ForwardDiff.jl Scalar indexing error when computing Jacobian with a `CUDA.CuArray`

Consider the following minimal reproducible example:

using CUDA, ForwardDiff
x = cu(ones(3))
f(x) = x.^2
ForwardDiff.jacobian(f, x)

Result on ForwardDiff 1.0.0:

julia> ForwardDiff.jacobian(f, x)
3×3 CuArray{Float32, 2, CUDA.DeviceMemory}:
 2.0  0.0  0.0
 0.0  2.0  0.0
 0.0  0.0  2.0

which is obviously correct.

On ForwardDiff 1.0.1:

ERROR: Scalar indexing is disallowed.
Invocation of getindex resulted in scalar indexing of a GPU array.
This is typically caused by calling an iterating implementation of a method.
Such implementations *do not* execute on the GPU, but very slowly on the CPU,
and therefore should be avoided.

If you want to allow scalar iteration, use `allowscalar` or `@allowscalar`
to enable scalar iteration globally or for the operations in question.

Issue introduced in: https://github.com/JuliaDiff/ForwardDiff.jl/pull/739

Aug 08 '25 11:08 thomvet

Unfortunate but it is challenging to not accidentally break GPU support as long as it is completely untested - currently the package does not run a single test on a GPU, and I'm not even sure if there's any official claim regarding GPU compatibility in the docs.
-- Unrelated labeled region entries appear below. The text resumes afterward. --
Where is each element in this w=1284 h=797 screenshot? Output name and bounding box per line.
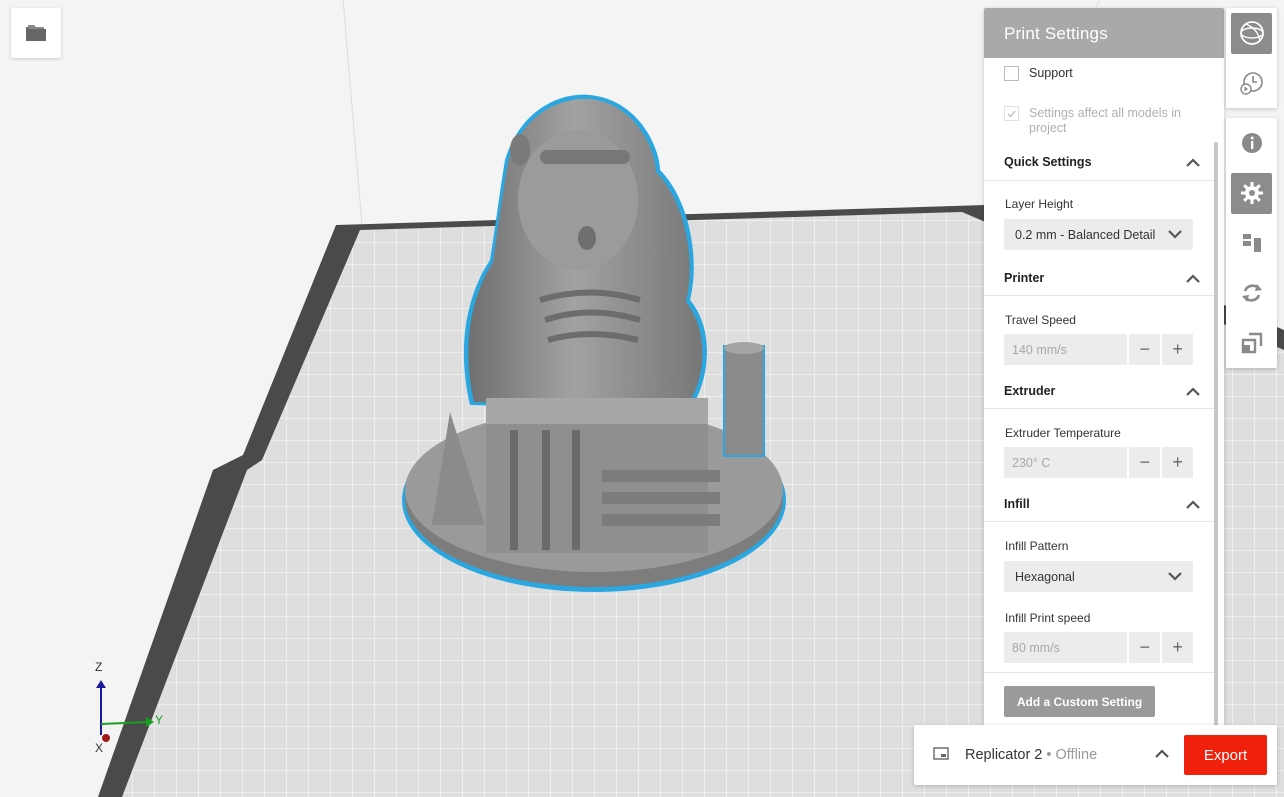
- affect-all-checkbox: [1004, 106, 1019, 121]
- extruder-temp-stepper: 230° C − +: [1004, 447, 1193, 478]
- checkmark-icon: [1007, 110, 1016, 118]
- printer-selector[interactable]: Replicator 2 • Offline: [965, 747, 1097, 763]
- view-toolbar: [1226, 8, 1277, 108]
- printer-name: Replicator 2: [965, 747, 1043, 763]
- export-button[interactable]: Export: [1184, 735, 1267, 775]
- travel-speed-input[interactable]: 140 mm/s: [1004, 334, 1128, 365]
- print-preview-button[interactable]: [1226, 58, 1277, 108]
- info-button[interactable]: [1226, 118, 1277, 168]
- plus-icon: +: [1172, 637, 1183, 657]
- travel-speed-label: Travel Speed: [1005, 313, 1076, 327]
- view-icon: [1239, 21, 1264, 45]
- chevron-down-icon: [1168, 230, 1182, 239]
- infill-section-header[interactable]: Infill: [1004, 497, 1200, 511]
- printer-section-title: Printer: [1004, 271, 1045, 285]
- extruder-section-header[interactable]: Extruder: [1004, 384, 1200, 398]
- infill-pattern-label: Infill Pattern: [1005, 539, 1069, 553]
- quick-settings-title: Quick Settings: [1004, 155, 1092, 169]
- chevron-up-icon[interactable]: [1186, 499, 1200, 509]
- affect-all-checkbox-row: Settings affect all models in project: [1004, 106, 1199, 136]
- arrange-button[interactable]: [1226, 218, 1277, 268]
- tools-toolbar: [1226, 118, 1277, 368]
- panel-title: Print Settings: [984, 8, 1224, 58]
- axis-x-label: X: [95, 741, 104, 755]
- infill-speed-label: Infill Print speed: [1005, 611, 1091, 625]
- divider: [984, 180, 1214, 181]
- folder-icon: [26, 25, 46, 41]
- extruder-temp-input[interactable]: 230° C: [1004, 447, 1128, 478]
- view-button[interactable]: [1226, 8, 1277, 58]
- infill-speed-increment-button[interactable]: +: [1162, 632, 1193, 663]
- panel-body: Support Settings affect all models in pr…: [984, 58, 1224, 734]
- chevron-up-icon[interactable]: [1186, 157, 1200, 167]
- axis-z-label: Z: [95, 660, 103, 674]
- rotate-icon: [1241, 284, 1262, 302]
- support-label: Support: [1029, 66, 1073, 80]
- chevron-up-icon[interactable]: [1186, 386, 1200, 396]
- divider: [984, 408, 1214, 409]
- arrange-icon: [1242, 234, 1261, 252]
- support-checkbox[interactable]: [1004, 66, 1019, 81]
- settings-gear-icon: [1240, 182, 1263, 204]
- infill-speed-stepper: 80 mm/s − +: [1004, 632, 1193, 663]
- affect-all-label: Settings affect all models in project: [1029, 106, 1181, 135]
- infill-pattern-value: Hexagonal: [1015, 569, 1075, 584]
- infill-speed-input[interactable]: 80 mm/s: [1004, 632, 1128, 663]
- printer-status: • Offline: [1042, 747, 1098, 763]
- open-file-button[interactable]: [11, 8, 61, 58]
- axis-y-label: Y: [155, 713, 164, 727]
- extruder-temp-increment-button[interactable]: +: [1162, 447, 1193, 478]
- travel-speed-decrement-button[interactable]: −: [1129, 334, 1161, 365]
- printer-section-header[interactable]: Printer: [1004, 271, 1200, 285]
- minus-icon: −: [1139, 637, 1151, 657]
- extruder-temp-decrement-button[interactable]: −: [1129, 447, 1161, 478]
- divider: [984, 521, 1214, 522]
- plus-icon: +: [1172, 339, 1183, 359]
- travel-speed-stepper: 140 mm/s − +: [1004, 334, 1193, 365]
- travel-speed-increment-button[interactable]: +: [1162, 334, 1193, 365]
- printer-bar: Replicator 2 • Offline Export: [914, 725, 1277, 785]
- plus-icon: +: [1172, 452, 1183, 472]
- rotate-button[interactable]: [1226, 268, 1277, 318]
- printer-icon: [933, 747, 949, 760]
- chevron-up-icon[interactable]: [1186, 273, 1200, 283]
- settings-button[interactable]: [1226, 168, 1277, 218]
- layer-height-value: 0.2 mm - Balanced Detail: [1015, 227, 1156, 242]
- divider: [984, 295, 1214, 296]
- add-custom-setting-button[interactable]: Add a Custom Setting: [1004, 686, 1155, 717]
- layer-height-label: Layer Height: [1005, 197, 1074, 211]
- infill-pattern-select[interactable]: Hexagonal: [1004, 561, 1193, 592]
- chevron-down-icon: [1168, 572, 1182, 581]
- chevron-up-icon[interactable]: [1155, 749, 1169, 758]
- print-settings-panel: Print Settings Support Settings affect a…: [984, 8, 1224, 734]
- extruder-section-title: Extruder: [1004, 384, 1056, 398]
- quick-settings-header[interactable]: Quick Settings: [1004, 155, 1200, 169]
- scale-button[interactable]: [1226, 318, 1277, 368]
- scale-icon: [1241, 332, 1262, 354]
- support-checkbox-row[interactable]: Support: [1004, 66, 1073, 81]
- minus-icon: −: [1139, 339, 1151, 359]
- minus-icon: −: [1139, 452, 1151, 472]
- divider: [984, 672, 1214, 673]
- print-preview-icon: [1239, 72, 1263, 95]
- infill-speed-decrement-button[interactable]: −: [1129, 632, 1161, 663]
- layer-height-select[interactable]: 0.2 mm - Balanced Detail: [1004, 219, 1193, 250]
- info-icon: [1241, 133, 1262, 153]
- panel-scrollbar[interactable]: [1214, 142, 1218, 732]
- extruder-temp-label: Extruder Temperature: [1005, 426, 1121, 440]
- infill-section-title: Infill: [1004, 497, 1030, 511]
For the issue here, two approaches seem possible: 1) Use a non-iterating fallback 2) Add overloads for GPU arrays

Aug 08 '25 11:08 devmotion

I agree with your points that it's not guaranteed to work with CuArrays anywhere and hence not having testing on it is a consequence. Anyhow, I would be happy to try and help.

But how?

Since the iterating functions were introduced for matrices with a special structure (diagonal etc.), maybe a non-iterating fallback is the logical implementation here (essentially revert to state before on non-diagonal matrices)?
Are GPU tests desirable? If yes, I could start adding a few basic tests in a PR.

Aug 08 '25 12:08 thomvet

Referencing https://github.com/JuliaDiff/ForwardDiff.jl/pull/634 here as well (performance impact of broadcasting vs. loops on Arrays).

Aug 08 '25 13:08 thomvet